Each typology is a powerful conception of what a web app can be, and each one has a unique and distinct perspective on the three important parts of what a web app is. No one is better than the others, since they each have a different relationship. And a different definition of good.

The shape of my two problems that were actually one problem gave me an idea for a new kind of web app typology, one that borrows from the Semantic Web and real-time web apps. The dispositions and technical behavior of the app would look something like this:

## 1: The Ontology

This kind of app will use off-the-shelf RFDA or JSON-LD ontologies. These ontologies can be extended or created, but _must_ be valid RDFA or JSON-LD (either is fine, since they can be machine translated into each other). This allows for deeply semantic structures, machine readable relationships, and lossless data transfer between systems. Structuring this data as a graph allows for narrow, tailored _consumption_ of the dat via GraphQL without dedicated API development and maintenance. It also allows for the entire data system to be visualized.

Using these semantic ontologies rather than providing a blank slate and letting the data structures grow on an ad-hoc basis also saves _a lot_ of time in creating the data models; since it's all semantic and robot friendly a single URI to the ontology should be enough to populate all the content models any given editor interface might need.

## 2: The Rendered Form

The guiding principle of thee rendered form is to be as light as possible over the wire, for both the dynamic and static forms.

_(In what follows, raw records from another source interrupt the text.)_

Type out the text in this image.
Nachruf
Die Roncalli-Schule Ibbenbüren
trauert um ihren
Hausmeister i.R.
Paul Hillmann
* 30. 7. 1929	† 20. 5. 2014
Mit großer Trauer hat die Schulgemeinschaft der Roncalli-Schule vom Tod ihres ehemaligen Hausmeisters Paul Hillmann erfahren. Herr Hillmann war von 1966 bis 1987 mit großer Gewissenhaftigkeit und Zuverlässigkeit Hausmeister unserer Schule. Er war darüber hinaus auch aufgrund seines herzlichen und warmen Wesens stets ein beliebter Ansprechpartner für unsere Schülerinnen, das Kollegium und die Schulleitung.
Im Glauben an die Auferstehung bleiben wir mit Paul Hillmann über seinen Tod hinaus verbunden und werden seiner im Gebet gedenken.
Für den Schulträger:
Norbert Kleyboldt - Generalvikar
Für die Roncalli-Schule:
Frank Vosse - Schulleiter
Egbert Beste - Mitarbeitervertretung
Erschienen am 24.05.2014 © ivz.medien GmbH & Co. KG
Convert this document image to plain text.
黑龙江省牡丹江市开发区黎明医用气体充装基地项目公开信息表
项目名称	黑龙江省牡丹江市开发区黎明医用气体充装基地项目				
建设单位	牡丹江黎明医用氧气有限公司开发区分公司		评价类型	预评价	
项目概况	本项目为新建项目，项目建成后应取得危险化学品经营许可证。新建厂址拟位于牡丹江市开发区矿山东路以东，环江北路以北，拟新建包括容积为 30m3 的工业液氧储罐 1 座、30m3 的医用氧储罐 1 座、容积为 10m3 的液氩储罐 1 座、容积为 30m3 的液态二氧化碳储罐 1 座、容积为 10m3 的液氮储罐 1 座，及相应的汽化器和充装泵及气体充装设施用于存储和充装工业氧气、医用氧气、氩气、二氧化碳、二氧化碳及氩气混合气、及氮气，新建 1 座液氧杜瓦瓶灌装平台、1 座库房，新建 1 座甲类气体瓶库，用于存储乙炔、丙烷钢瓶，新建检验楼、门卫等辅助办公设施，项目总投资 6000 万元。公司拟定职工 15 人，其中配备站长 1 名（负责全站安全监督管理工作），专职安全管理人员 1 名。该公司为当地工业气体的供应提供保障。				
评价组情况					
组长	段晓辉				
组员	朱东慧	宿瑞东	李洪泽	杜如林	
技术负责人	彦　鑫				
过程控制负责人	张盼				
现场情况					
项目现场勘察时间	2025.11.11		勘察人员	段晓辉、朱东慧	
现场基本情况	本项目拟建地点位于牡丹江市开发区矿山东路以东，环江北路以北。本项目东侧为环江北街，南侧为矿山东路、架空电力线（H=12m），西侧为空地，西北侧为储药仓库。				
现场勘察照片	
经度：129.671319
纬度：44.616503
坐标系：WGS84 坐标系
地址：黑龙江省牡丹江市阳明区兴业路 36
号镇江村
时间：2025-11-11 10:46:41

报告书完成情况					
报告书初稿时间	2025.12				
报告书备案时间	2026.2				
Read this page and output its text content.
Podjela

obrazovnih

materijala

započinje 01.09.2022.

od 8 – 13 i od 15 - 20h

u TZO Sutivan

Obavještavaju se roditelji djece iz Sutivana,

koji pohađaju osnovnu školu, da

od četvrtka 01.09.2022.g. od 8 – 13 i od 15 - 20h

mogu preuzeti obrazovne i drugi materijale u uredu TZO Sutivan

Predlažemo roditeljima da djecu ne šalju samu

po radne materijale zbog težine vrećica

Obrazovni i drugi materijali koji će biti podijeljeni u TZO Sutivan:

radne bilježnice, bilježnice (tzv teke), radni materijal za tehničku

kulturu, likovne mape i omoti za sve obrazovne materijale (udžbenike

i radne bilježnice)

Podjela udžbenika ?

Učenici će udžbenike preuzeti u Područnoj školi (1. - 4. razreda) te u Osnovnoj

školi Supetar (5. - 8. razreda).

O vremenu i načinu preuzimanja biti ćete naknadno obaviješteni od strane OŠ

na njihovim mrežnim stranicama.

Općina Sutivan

The rendered form splits the difference between a JAMstack real-time application and a static site. The dynamic form is hosted as a web app, and subscribes to real-time changes in the ontology documents. As the data changes, the dynamic form updates to reflect it. This takes the development build off of the local machine and puts it where more than one person can see it at a time. The static form is a built collection of static html files that an be hosted from any CDN to the wider audience.

## 3: The Editor Interface

The editor is completely separate from the renderer, but a common protocol unites it with the renderer on one end and the ontology on the other. Load the editor on any given dynamic rendered page to get an experience where _any_ given property of the ontology can be edited, written to the database, and the effects seen immediately in real-time by anyone connected to the dynamic render. The diffs can then be stashed, discarded, or published.

## Conclusion

The end result of an app like this would be an experience sort of like [Glitch](https://glitch.com/), sort of like [Squarespace](https://www.squarespace.com/) and sort of like [Observable](https://observablehq.com/).

With permissions around what rendering or editing app can see or touch what in the database, its possible and even _important_ that any given concept that relates to the system can be represented in the system — either the data itself of a metadata record that is indexical to the data. This allows the entire system to be meaningfully connected, which enables solutions for many common problems (uri mapping, incompatable data structures, duplicated databases, nightmare migrations, vendor lock in) and opens the door to new use cases and implementations, like bespoke CRMs seamlessly integrated into a product or an ecosystem of _editing experiences_ that are completely independant of any given renderer or ontology.

A clumsy handle for this kind of app could be a Semantic Mono-Database. Not as catchy as JAMstack, SPA, or Static Site. We'll get there tho, I'm sure a meaningful name will present itself as I work to build the first real one of these things.